Read more: Social Media Firms May See $10B Loss in Sales From Apple Changes
Elsewhere, the Cupertino behemoth is challenging antitrust action taken by Russia’s Federal Antimonopoly Service (FAS) on alternative app payments (APP) after the country’s watchdog demanded that iOS developers tell customers about alternatives to Apple’s in-app payment option.
See more: Russia’s Watchdog Investigates Apple for Anti-Competition Practices
This is not the first time this year Apple is clashing with the anti-monopoly authority.
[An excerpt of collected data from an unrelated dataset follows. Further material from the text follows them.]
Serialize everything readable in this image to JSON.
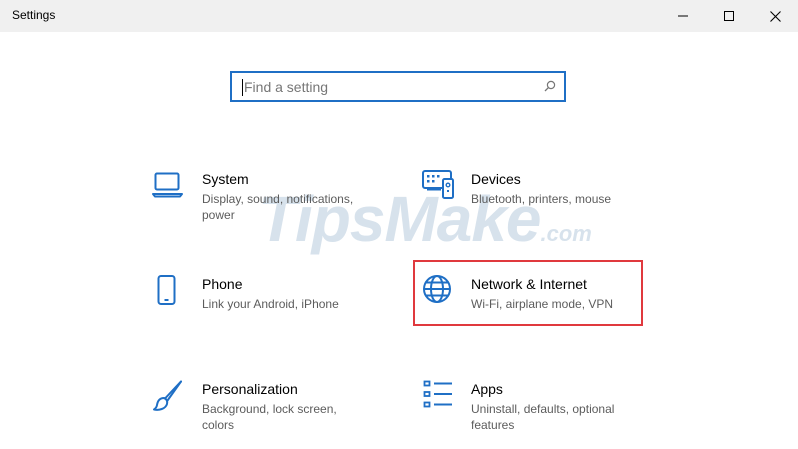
{
  "window": {
    "title": "Settings"
  },
  "search": {
    "placeholder": "Find a setting"
  },
  "tiles": [
    {
      "title": "System",
      "description": "Display, sound, notifications, power",
      "icon": "laptop-icon"
    },
    {
      "title": "Devices",
      "description": "Bluetooth, printers, mouse",
      "icon": "keyboard-icon"
    },
    {
      "title": "Phone",
      "description": "Link your Android, iPhone",
      "icon": "phone-icon"
    },
    {
      "title": "Network & Internet",
      "description": "Wi-Fi, airplane mode, VPN",
      "icon": "globe-icon"
    },
    {
      "title": "Personalization",
      "description": "Background, lock screen, colors",
      "icon": "paintbrush-icon"
    },
    {
      "title": "Apps",
      "description": "Uninstall, defaults, optional features",
      "icon": "app-list-icon"
    }
  ],
  "watermark": {
    "main": "TipsMake",
    "suffix": ".com"
  },
  "colors": {
    "accent": "#1f6fc5",
    "highlight": "#e0393e",
    "titlebar": "#f0f0f0",
    "description_text": "#5c5c5c"
  }
}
In April, the tech giant was slapped with a $12 million fine for abusing its App Store dominance and unfairly cracking down on third-party parental control apps.
That fine, however, pales in comparison to the 200 million euros (about $225 million) in fines slammed on the iPhone giant and Amazon by Italy’s antitrust watchdog for alleged anti-competitive cooperation related to the sales of Apple and Beats products.
Read more: Italian Antitrust Authority Fines Amazon and Apple $225M+
According to Italian Competition Authority (ICA) officials, the arrangement violated European Union rules and affected competition on prices.
The fines, which both companies plan to appeal, are linked to a 2018 deal between the two technology firms limiting which resellers could sell Apple and Beats products on Amazon.it.
On the upside for Apple, the tech giant inched closer to reaching $3 trillion in market value today, driven by a 1% increase in Apple Inc. shares on the Nasdaq. Reaching the $3 trillion milestone would make Apple as large as the world’s fifth-largest economy behind Germany.